Barber has found no correlation between gun ownership and mental illness in her research. “It doesn’t seem that gun owners are any more likely to be suicidal,” she said.”[It’s] just more likely if they become suicidal that it will be more lethal.”

90 percent of people who survive suicide attempts do not go on to die by suicide, Barber reported, stating that removing guns would lower the rate of completed suicide. This is because other types of suicide attempts, such as poisoning and suffocation, are much less likely to result in death. Suicide is often attempted during an acute crisis only minutes after suicidal ideation begins. Removing guns from the environment of suicidal people makes an impulsive suicide less likely.

She called gun owners and gun ownership groups to action in a community effort to cross-fertilize suicide prevention ideas. In New Hampshire in 2009, within a week, three people who bought a firearm from the same store committed suicide, within hours of the purchase.

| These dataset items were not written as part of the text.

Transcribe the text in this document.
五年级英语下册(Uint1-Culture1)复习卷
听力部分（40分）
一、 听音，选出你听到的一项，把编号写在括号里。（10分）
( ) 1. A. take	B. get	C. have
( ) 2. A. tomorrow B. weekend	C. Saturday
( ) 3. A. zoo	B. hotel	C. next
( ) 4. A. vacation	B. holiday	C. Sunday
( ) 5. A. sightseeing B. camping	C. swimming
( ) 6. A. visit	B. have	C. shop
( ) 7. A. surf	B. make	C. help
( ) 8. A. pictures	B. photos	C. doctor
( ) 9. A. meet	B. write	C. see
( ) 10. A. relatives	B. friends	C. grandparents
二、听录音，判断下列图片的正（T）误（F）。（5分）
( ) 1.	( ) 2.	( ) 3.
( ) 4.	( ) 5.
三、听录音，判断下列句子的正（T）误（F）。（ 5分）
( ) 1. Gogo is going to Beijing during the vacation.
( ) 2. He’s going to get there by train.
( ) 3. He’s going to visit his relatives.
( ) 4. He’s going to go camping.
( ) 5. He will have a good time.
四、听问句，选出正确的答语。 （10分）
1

One in ten suicides were performed with a firearm that was purchased or rented within a week of the suicide in 144 firearm suicides that occurred in New Hampshire over a two-year period ending in 2009.

In coalition with the Means Matter program, the New Hampshire Gun Shop Project was formed, providing means of suicide prevention to customers in 67 gun shops across the state. Barber hopes to form similar partnerships across the country.

Upcoming events for the Capital Region chapter of the AFSP include the Columbia-Greene Walk in Hudson on Oct. 25 and International Survivors of Suicide Loss Day on Nov. 22, with conferences in Albany, Troy, Schenectady, Saratoga Springs and Fort Edward.